Le commissaire-priseur annonce à ses collègues : « Vous avez vos téléphones car c’est maintenant ? » Les chuchotements se font plus audibles, les dos se redressent, les spécialistes sont tous accrochés à leurs téléphones. Les lots se succèdent rapidement, les enchères montent progressivement, personne ne perd de temps pour acquérir la table Brasil de Peter Shire à 5800 €, les chaises Nathalie du Pasquier entre 1400 et 1500 € ou la célèbre bibliothèque de Sottsass à 9000 €. C’est moins que le prix de leurs rééditions actuelles par Memphis Milano. Et à force de regarder passer les enchères, de voir la passion dans les yeux des amateurs comme des professionnels, le sourire de ceux qui enchérissent une dernière fois pour entendre le marteau clôturer la vente, j’en viens à la conclusion qu’évidemment, il nous faut succomber au design italien.
Si la tendance et le retour de l’esprit Memphis aux codes très 1980 n’emplit pas tous les fans de décoration de joie, le reste des réalisations italiennes obtiennent plus facilement l’unanimité. Il suffit d’ailleurs d’admirer le lot 213 : la lampe Bilia (ci-dessus) de 1931 par l’architecte et designer italien Gio Ponti pour comprendre l’influence qu’a eu cette école sur le reste de l’Europe. Difficile de faire plus moderne. Ou les bibliothèques de Gianfranco Frattini (ci-dessus) créées vers 1960, autoportantes, pivotantes et modulables.
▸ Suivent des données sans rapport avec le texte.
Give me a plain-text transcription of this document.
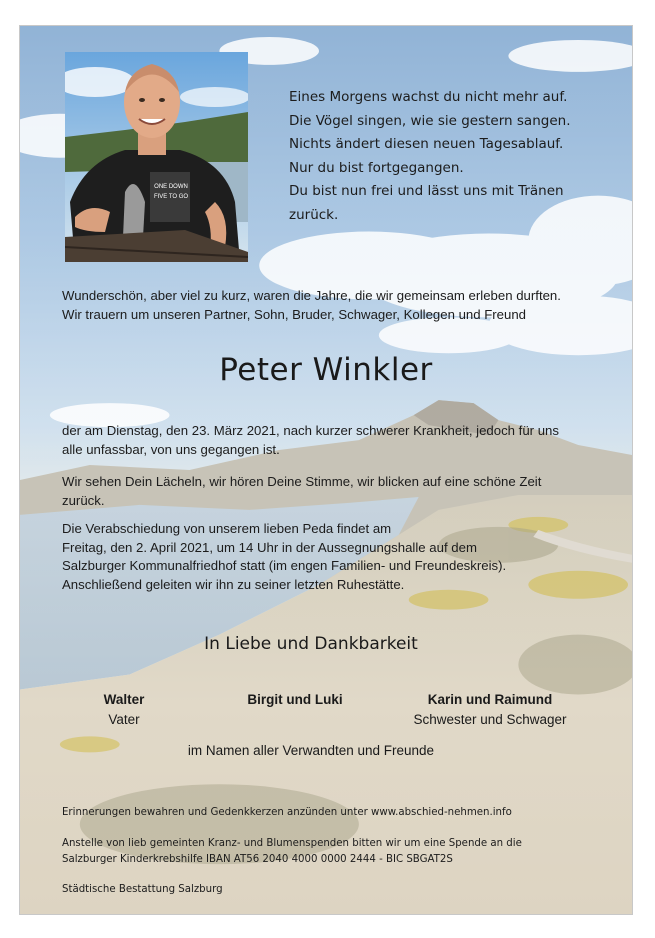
ONE DOWN
FIVE TO GO
Eines Morgens wachst du nicht mehr auf.
Die Vögel singen, wie sie gestern sangen.
Nichts ändert diesen neuen Tagesablauf.
Nur du bist fortgegangen.
Du bist nun frei und lässt uns mit Tränen
zurück.
Wunderschön, aber viel zu kurz, waren die Jahre, die wir gemeinsam erleben durften. Wir trauern um unseren Partner, Sohn, Bruder, Schwager, Kollegen und Freund
Peter Winkler
der am Dienstag, den 23. März 2021, nach kurzer schwerer Krankheit, jedoch für uns alle unfassbar, von uns gegangen ist.
Wir sehen Dein Lächeln, wir hören Deine Stimme, wir blicken auf eine schöne Zeit zurück.
Die Verabschiedung von unserem lieben Peda findet am
Freitag, den 2. April 2021, um 14 Uhr in der Aussegnungshalle auf dem
Salzburger Kommunalfriedhof statt (im engen Familien- und Freundeskreis).
Anschließend geleiten wir ihn zu seiner letzten Ruhestätte.
In Liebe und Dankbarkeit
Walter
Vater
Birgit und Luki	Karin und Raimund
Schwester und Schwager
im Namen aller Verwandten und Freunde
Erinnerungen bewahren und Gedenkkerzen anzünden unter www.abschied-nehmen.info
Anstelle von lieb gemeinten Kranz- und Blumenspenden bitten wir um eine Spende an die
Salzburger Kinderkrebshilfe IBAN AT56 2040 4000 0000 2444 - BIC SBGAT2S
Städtische Bestattung Salzburg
Il y a chez ces génies du design une approche toujours ludique, très technique mais également novatrice. Mon voisin a tout d’un homme d’affaire très occupé, deux portables posés à sa droite, il consulte méthodiquement les pages du catalogue pour observer les lots. Quelques post-its semblent indiquer les lots pour lesquels il est ici. Un des lots en question est annoncé, ce sont des sculptures, l’homme au costume gris est sur la page au post-it, il lève sa pancarte pour indiquer qu’il enchérit. Jusqu’à la fin, continu et appliqué, il ne lâche rien. Le coup de marteau semble enfin le soulager, le rassurer, un sourire inattendu l’illumine. Sans doute la magie du design italien.